One of the things that I was challenged by at ROOTS was the way I share my personal testimony. I guess I take it for granted a lot of the year that people pretty much know it, so I don’t have to think very much. One of the most intriguing facets of 2008 so far has been realising and welcoming some new aspects to the story, and ROOTS made me think that I need to practise the whole thing a bit more.
Over the weekend, I was asked on two occasions for my story, how I got where I am today, how I journeyed to this particular place in life. In both instances, I heard myself skirt around the edges with the following, neat few sentences:
“I was raised in a Salvationist family and attended from birth. I was always in the corps but I didn’t really get the whole God thing until I was about 16. At that point I decided that I either needed to get serious about God and begin living properly for him, or to give up on the whole thing completely. I chose Him and here I am!!”
Now, this gets points for speedy delivery, but on both occasions that I found myself relaying it, I was convicted that I wasn’t being entirely truthful. Now, I think I know why. Somewhere along the line I have assumed that, when people ask for my story, they just want some neat, quick, sanitised version. I guess I sometimes find myself thinking that the actual truth of the story is much too messy to fit into a couple of brief sentances, and that therefore the abridged version is safer and doesn’t rock the boat.
I’m not really sure how to rectify that.

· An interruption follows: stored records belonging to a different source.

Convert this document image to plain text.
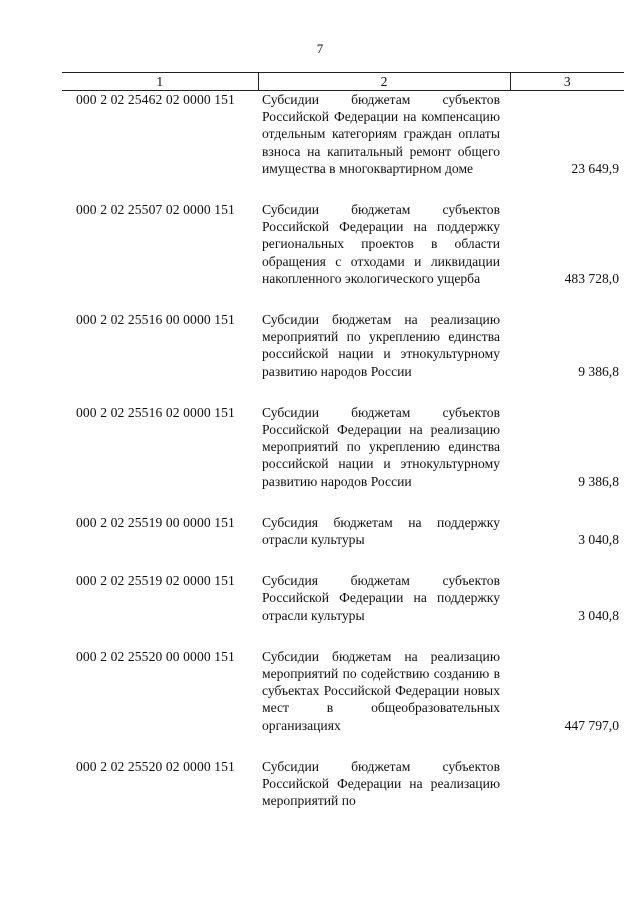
7
1	2	3
000 2 02 25462 02 0000 151	Субсидии бюджетам субъектов Российской Федерации на компенсацию отдельным категориям граждан оплаты взноса на капитальный ремонт общего имущества в многоквартирном доме	23 649,9
000 2 02 25507 02 0000 151	Субсидии бюджетам субъектов Российской Федерации на поддержку региональных проектов в области обращения с отходами и ликвидации накопленного экологического ущерба	483 728,0
000 2 02 25516 00 0000 151	Субсидии бюджетам на реализацию мероприятий по укреплению единства российской нации и этнокультурному развитию народов России	9 386,8
000 2 02 25516 02 0000 151	Субсидии бюджетам субъектов Российской Федерации на реализацию мероприятий по укреплению единства российской нации и этнокультурному развитию народов России	9 386,8
000 2 02 25519 00 0000 151	Субсидия бюджетам на поддержку отрасли культуры	3 040,8
000 2 02 25519 02 0000 151	Субсидия бюджетам субъектов Российской Федерации на поддержку отрасли культуры	3 040,8
000 2 02 25520 00 0000 151	Субсидии бюджетам на реализацию мероприятий по содействию созданию в субъектах Российской Федерации новых мест в общеобразовательных организациях	447 797,0
000 2 02 25520 02 0000 151	Субсидии бюджетам субъектов Российской Федерации на реализацию мероприятий по	
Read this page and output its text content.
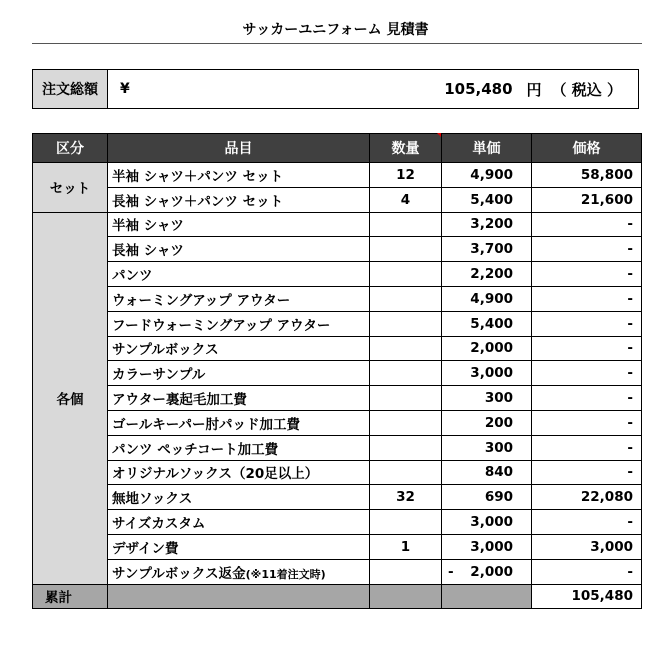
サッカーユニフォーム 見積書
注文総額	¥	105,480 円 （ 税込 ）
区分	品目	数量	単価	価格
セット	半袖 シャツ＋パンツ セット	12	4,900	58,800
	長袖 シャツ＋パンツ セット	4	5,400	21,600
各個	半袖 シャツ		3,200	-
	長袖 シャツ		3,700	-
	パンツ		2,200	-
	ウォーミングアップ アウター		4,900	-
	フードウォーミングアップ アウター		5,400	-
	サンプルボックス		2,000	-
	カラーサンプル		3,000	-
	アウター裏起毛加工費		300	-
	ゴールキーパー肘パッド加工費		200	-
	パンツ ペッチコート加工費		300	-
	オリジナルソックス（20足以上）		840	-
	無地ソックス	32	690	22,080
	サイズカスタム		3,000	-
	デザイン費	1	3,000	3,000
	サンプルボックス返金(※11着注文時)		- 2,000	-
累計				105,480
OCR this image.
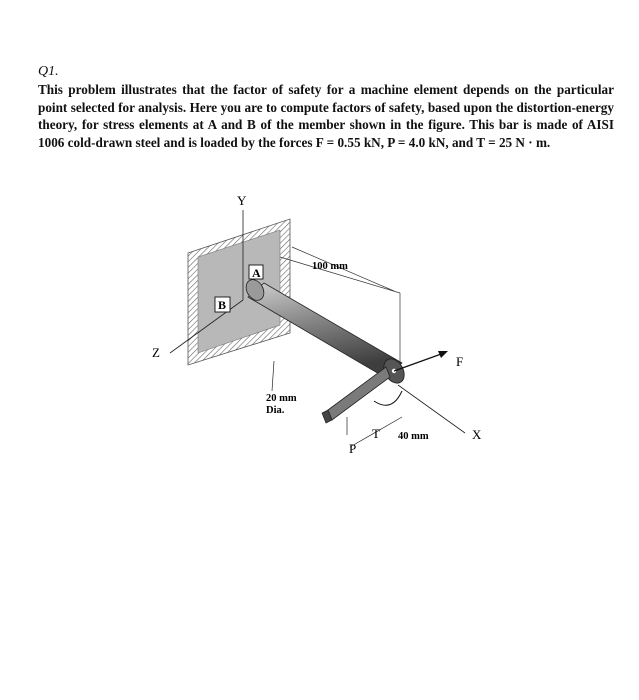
Q1.
This problem illustrates that the factor of safety for a machine element depends on the particular point selected for analysis. Here you are to compute factors of safety, based upon the distortion-energy theory, for stress elements at A and B of the member shown in the figure. This bar is made of AISI 1006 cold-drawn steel and is loaded by the forces F = 0.55 kN, P = 4.0 kN, and T = 25 N · m.
A
B
Y
Z
X
F
T
P
100 mm
40 mm
20 mm
Dia.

Maybe I should get a T Shirt with it printed on or something. I don’t want to be one of those annoying people who goes on about themselves all the while, but at the same time I’m conscious that a lot of the time I skim over some of the more miraculous things God has done – I paint an Enid Blyton Picture when the truth is more Tolkien.
Maybe the next time someone asks me I will dare be a bit more honest? Or maybe I will keep wussing out and God will eventually smite me?
THIS IS your next time, Vicki.. I want to hear your story, the messy and honest version (i think you can see my e-mail address here, unless you feel like goin public with it!
)
ps: i’m adding you to my team of “restless”.. this means if you ever think of stopping or don’t write often enough- you will be blackmailed with old photos!
I can’t believe I was at Roots just a year ago. What a difference a year makes. I love reading how God is challenging you – keep it up!